2023: The Revenge of History

Events in Europe and the Middle East in 2023 shattered the idea that history had reached a stable plateau. The world is a more dangerous place at the year’s end than it was at the start.

Events in Europe and the Middle East in 2023 shattered the idea that history had reached a stable plateau. The world is a more dangerous place at the year’s end than it was at the start, writes Helen Thompson, a professor of political economy at Cambridge University.

This was a year – 2023 – that found new ways to shatter the End of History hope that the nightmarish spectres of the 20th century had been buried in the 1990s under the promise of peaceful change to political borders, and global material advancement across them. What began with the horrors of Russia’s ongoing war against Ukraine ended with the return of Jerusalem to centre stage as a place for people to take sides in a highly dangerous moral reckoning about the meaning of world history.

In moving to a new defensive stance across the existing line that would appear to foreclose a big strategic loss for Russia, Ukraine is now badly exposed to Western indifference. Even providing the military and economic support on which Ukraine depends simply to protect the territory it retains is contested in European and North American domestic politics. Last year, Ukraine largely floated above democratic conflicts, as if asking probabilistic questions about its future and the sacrifices required to support its independence was a taboo that could not be broken. By the early autumn of this year, Ukraine was mired in the trade-offs of Western politics, before, on 7 October, attention lurched southwards toward Jerusalem and stayed there.

For Israel, Hamas’ pogrom that day brought a reckoning with a prior complacency supposing that transnational economic exchange can eventually ride roughshod over the most bitter territorial conflict.

Behind Netanyahu’s spectacular misjudgement lay two ahistorical conceits. The first assumed that the cause of Palestinian nationhood was politically defunct when the singular history of Palestinian nationhood is its resilience. During the long middle of the twentieth century, the Arabs of British-ruled Palestine were one of many peoples forcibly displaced from their ancestral lands. But alone among all the millions of people across Eurasia who suffered this fate, the Palestinians have never accepted defeat in claiming back the land that they lost, even during periods when their fate has seemed hopeless. Indeed, since the 1960s they have constructed such a potent idea of Palestinian nationhood that it is strengthened externally at the very times the Palestinians suffer most from their political weakness.

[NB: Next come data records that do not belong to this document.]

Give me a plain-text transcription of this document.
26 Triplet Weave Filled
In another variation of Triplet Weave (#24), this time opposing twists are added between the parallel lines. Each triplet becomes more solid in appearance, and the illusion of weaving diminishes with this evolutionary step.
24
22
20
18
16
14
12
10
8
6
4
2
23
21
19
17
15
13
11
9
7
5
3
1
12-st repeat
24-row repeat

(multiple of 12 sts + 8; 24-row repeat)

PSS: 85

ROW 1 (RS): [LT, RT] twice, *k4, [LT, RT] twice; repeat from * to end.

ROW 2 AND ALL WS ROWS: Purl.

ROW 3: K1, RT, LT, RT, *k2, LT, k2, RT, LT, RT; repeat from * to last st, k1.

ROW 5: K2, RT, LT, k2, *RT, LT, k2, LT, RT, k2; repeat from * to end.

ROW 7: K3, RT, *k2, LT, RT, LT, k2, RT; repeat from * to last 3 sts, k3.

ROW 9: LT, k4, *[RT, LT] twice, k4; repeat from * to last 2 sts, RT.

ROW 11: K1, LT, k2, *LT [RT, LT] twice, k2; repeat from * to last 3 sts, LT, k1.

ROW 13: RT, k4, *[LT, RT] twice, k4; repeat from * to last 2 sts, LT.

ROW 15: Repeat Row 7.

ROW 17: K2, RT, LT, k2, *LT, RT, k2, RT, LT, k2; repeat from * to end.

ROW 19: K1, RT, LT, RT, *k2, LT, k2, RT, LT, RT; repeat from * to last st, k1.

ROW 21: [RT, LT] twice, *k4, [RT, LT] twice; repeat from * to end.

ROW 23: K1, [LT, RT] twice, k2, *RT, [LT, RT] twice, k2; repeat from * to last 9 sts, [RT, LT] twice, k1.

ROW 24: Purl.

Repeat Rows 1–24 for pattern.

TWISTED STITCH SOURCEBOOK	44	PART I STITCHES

It is, this year has emphatically demonstrated, far too late for the Palestinian claim to Israel’s territory in the name of the Palestinian nation to disappear into the history of those other peoples who were in the same time period forced to detach their national or religious identity from their homelands. This does not mean that the Palestinians will one day secure what they want, but rather that Israel cannot make remotely prudent choices as if Palestinian nationhood has been defeated by the long-term absence of a Palestinian state.

Netanyahu’s second fatal mistake came from the assumption that Hamas could be treated as something other than a millenarian sect for whom genocidal violence against the Jews is redemptive and the suffering of Palestinians a tool to realise an Islamic universal history. Hamas’ territorial ambition of overthrowing the Israeli state is inseparable from a religious conviction, evident in parts of all three of the world’s Abrahamic faiths, that divine providence makes Jerusalem the place where this earthly world will end. This apocalyptic obsession was made manifest in Hamas naming its terror on 7 October after the Al-Aqsa mosque in Jerusalem’s Temple Mount.

2023 was the year when the horror inflicted by Hamas in the name of Jerusalem on Israel to invite unbearable suffering back on the Palestinians in Gaza most viciously mocked the End of History narrative.

But however hard land wars are for twenty-first century states, the world is undeniably a more dangerous place at this year’s end than it was at the start. People across the globe have once again been drawn towards the conflict in the long contested, and still divided, city of Jerusalem. They are bringing to what they choose to see and ignore in Israeli and Palestinian suffering a scarcely understood desire for religious struggle, not least in those societies once deceived by the End of History illusion.